43. Litprom-Bestenliste "Weltempfänger"

Literarische Weltreise

Der aktuelle Weltempfänger empfiehlt Erzählbände aus Nigeria, Brasilien und Indien sowie Romane aus Argentinien, Syrien, Israel und Südkorea. "Literatur für einen heißen Sommer − intensiv, urban und rasant", so Litprom.
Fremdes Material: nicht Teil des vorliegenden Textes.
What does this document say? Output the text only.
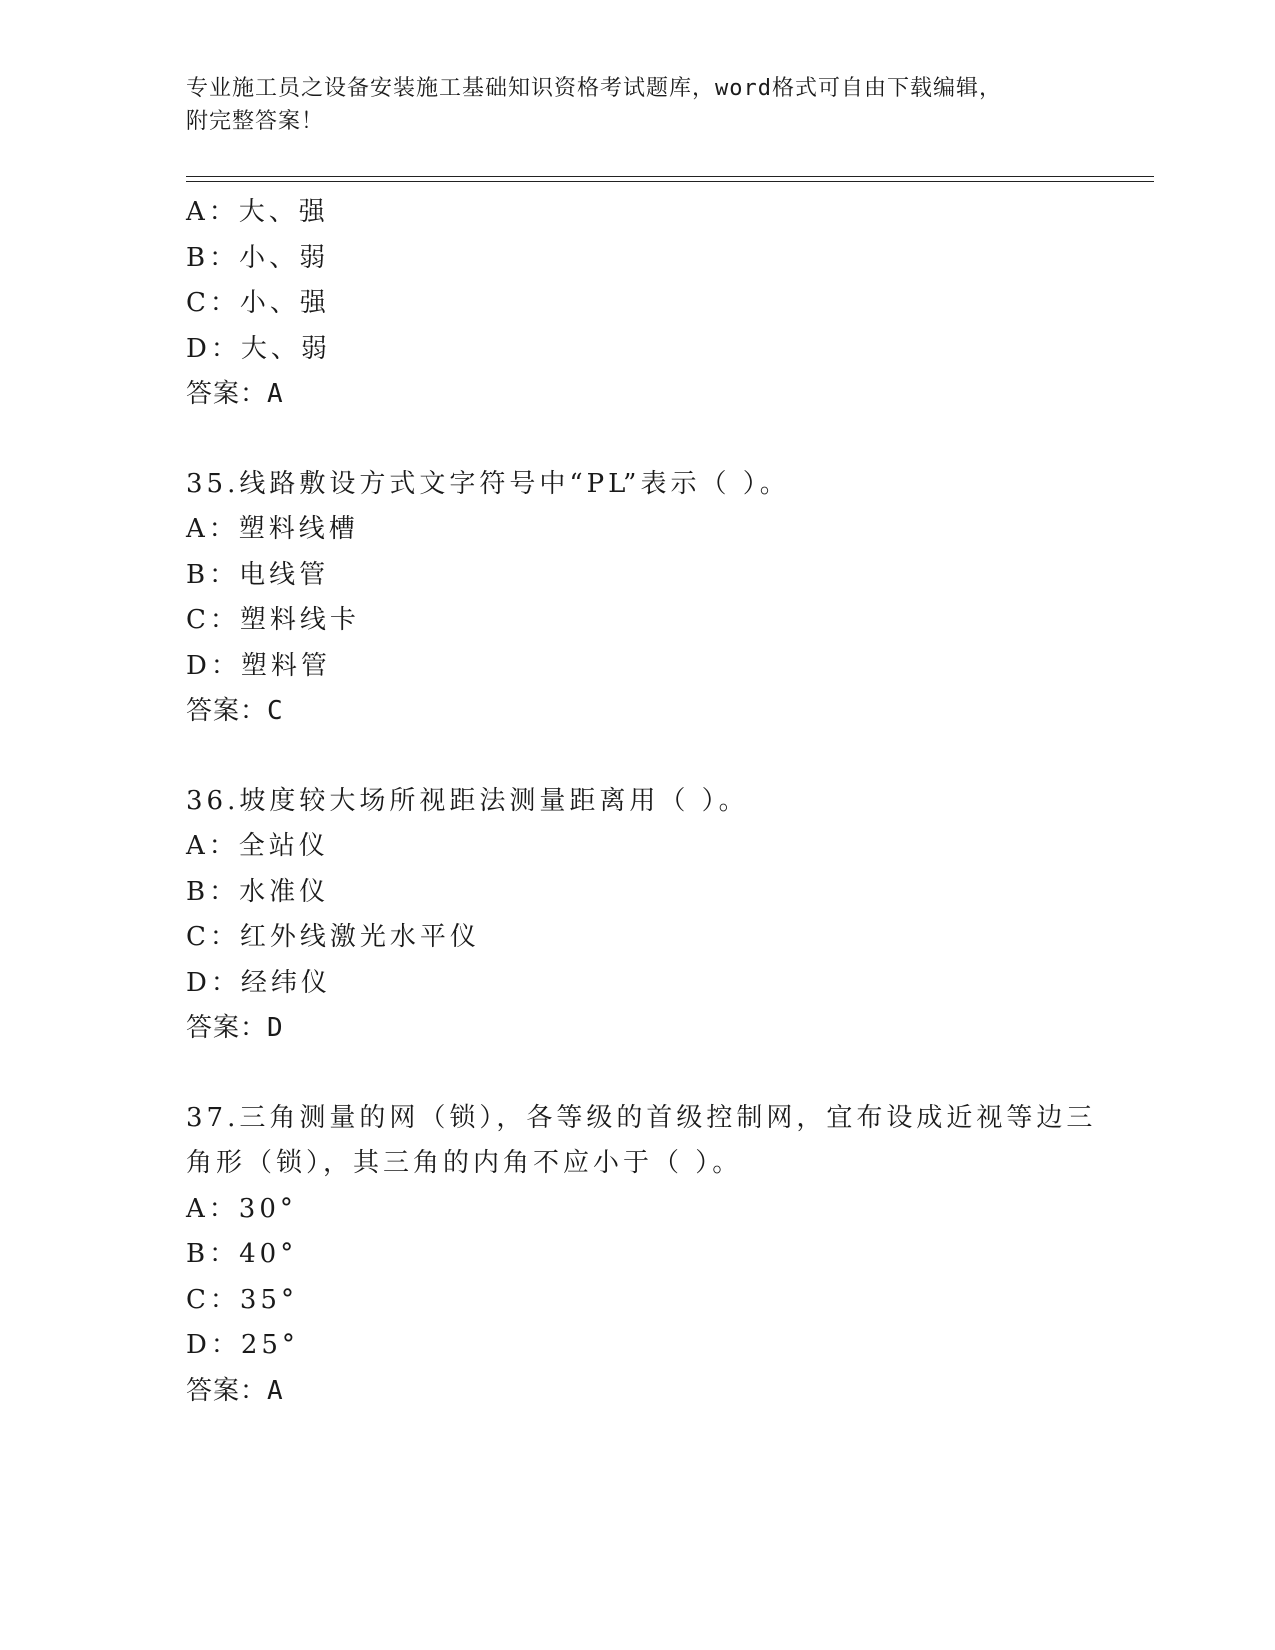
专业施工员之设备安装施工基础知识资格考试题库，word格式可自由下载编辑，
附完整答案！
A：大、强
B：小、弱
C：小、强
D：大、弱
答案：A
35.线路敷设方式文字符号中“PL”表示（ ）。
A：塑料线槽
B：电线管
C：塑料线卡
D：塑料管
答案：C
36.坡度较大场所视距法测量距离用（ ）。
A：全站仪
B：水准仪
C：红外线激光水平仪
D：经纬仪
答案：D
37.三角测量的网（锁），各等级的首级控制网，宜布设成近视等边三
角形（锁），其三角的内角不应小于（ ）。
A：30°
B：40°
C：35°
D：25°
答案：A
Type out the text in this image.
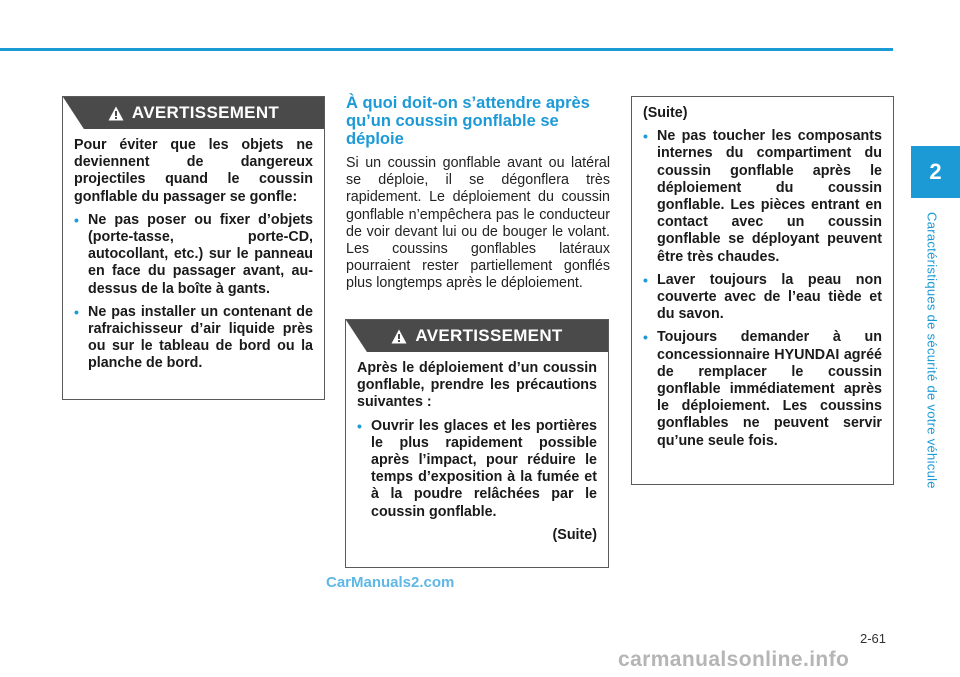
2
Caractéristiques de sécurité de votre véhicule
AVERTISSEMENT

Pour éviter que les objets ne deviennent de dangereux projectiles quand le coussin gonflable du passager se gonfle:

• Ne pas poser ou fixer d’objets (porte-tasse, porte-CD, autocollant, etc.) sur le panneau en face du passager avant, au-dessus de la boîte à gants.
• Ne pas installer un contenant de rafraichisseur d’air liquide près ou sur le tableau de bord ou la planche de bord.
À quoi doit-on s’attendre après qu’un coussin gonflable se déploie
Si un coussin gonflable avant ou latéral se déploie, il se dégonflera très rapidement. Le déploiement du coussin gonflable n’empêchera pas le conducteur de voir devant lui ou de bouger le volant. Les coussins gonflables latéraux pourraient rester partiellement gonflés plus longtemps après le déploiement.
AVERTISSEMENT

Après le déploiement d’un coussin gonflable, prendre les précautions suivantes :

• Ouvrir les glaces et les portières le plus rapidement possible après l’impact, pour réduire le temps d’exposition à la fumée et à la poudre relâchées par le coussin gonflable.
(Suite)

(Suite)

• Ne pas toucher les composants internes du compartiment du coussin gonflable après le déploiement du coussin gonflable. Les pièces entrant en contact avec un coussin gonflable se déployant peuvent être très chaudes.
• Laver toujours la peau non couverte avec de l’eau tiède et du savon.
• Toujours demander à un concessionnaire HYUNDAI agréé de remplacer le coussin gonflable immédiatement après le déploiement. Les coussins gonflables ne peuvent servir qu’une seule fois.
CarManuals2.com
2-61
carmanualsonline.info
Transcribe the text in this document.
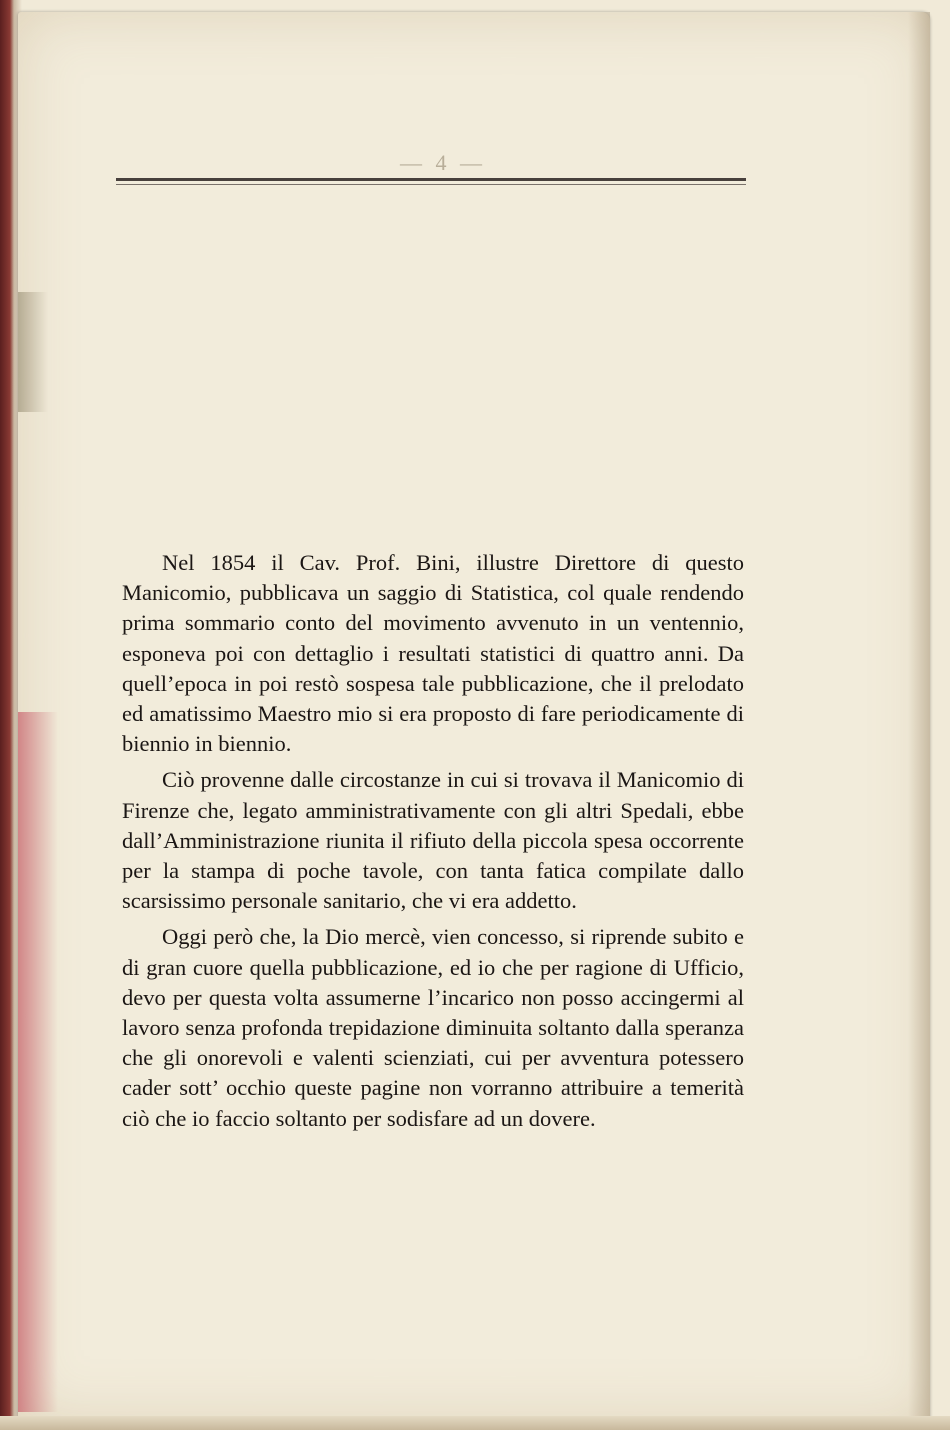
— 4 —

Nel 1854 il Cav. Prof. Bini, illustre Direttore di questo Manicomio, pubblicava un saggio di Statistica, col quale rendendo prima sommario conto del movimento avvenuto in un ventennio, esponeva poi con dettaglio i resultati statistici di quattro anni. Da quell’epoca in poi restò sospesa tale pubblicazione, che il prelodato ed amatissimo Maestro mio si era proposto di fare periodicamente di biennio in biennio.

Ciò provenne dalle circostanze in cui si trovava il Manicomio di Firenze che, legato amministrativamente con gli altri Spedali, ebbe dall’Amministrazione riunita il rifiuto della piccola spesa occorrente per la stampa di poche tavole, con tanta fatica compilate dallo scarsissimo personale sanitario, che vi era addetto.

Oggi però che, la Dio mercè, vien concesso, si riprende subito e di gran cuore quella pubblicazione, ed io che per ragione di Ufficio, devo per questa volta assumerne l’incarico non posso accingermi al lavoro senza profonda trepidazione diminuita soltanto dalla speranza che gli onorevoli e valenti scienziati, cui per avventura potessero cader sott’ occhio queste pagine non vorranno attribuire a temerità ciò che io faccio soltanto per sodisfare ad un dovere.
Auf dem "Weltempfänger" Sommer 2019

Auf dem "Weltempfänger" Sommer 2019

Auf Platz 1 erzählt Lesley Nneka Arimah in "Was es bedeutet, wenn ein Mann aus dem Himmel fällt" von Liebe, Tod, Familie und Heimat, ebenso zornig wie zärtlich. In "Aus dem Schatten" schreibt Geovani Martins auf Platz 2 über die Favelas Rio de Janeiros — er selbst lebt bis heute in einer solchen. Platz 3 belegt Sayed Kashua mit "Lügenleben". Der israelische Autor stellt darin nicht zuletzt die Frage nach der Geschichte Palästinas. Mit den Augen eines Dokumentarfilmers legt Mustafa Khalifa auf Platz 4 Zeugnis über seine Beobachtungen und Erfahrungen in Syrien ab. Und der kleine Angestellte Erdosain irrt in "Die sieben Irren" von Roberto Arlt auf Platz 5 verzweifelt durch eine aus den Fugen geratene Welt. Platz 6 belegt Sara Rai mit "Im Labyrinth", zwölf Erzählungen von einsamen Figuren, atmosphärisch dicht und sprachlich nuanciert. Auf Platz 7 schließlich variiert Jung-Hyuk Kim in "Dein Schatten ist ein Montag" das Muster des klassischen Detektivromans ins Hier und Jetzt und zeichnet dabei ein lebendiges Bild der Gegenwart im urbanen Südkorea, fasst Litprom zusammen.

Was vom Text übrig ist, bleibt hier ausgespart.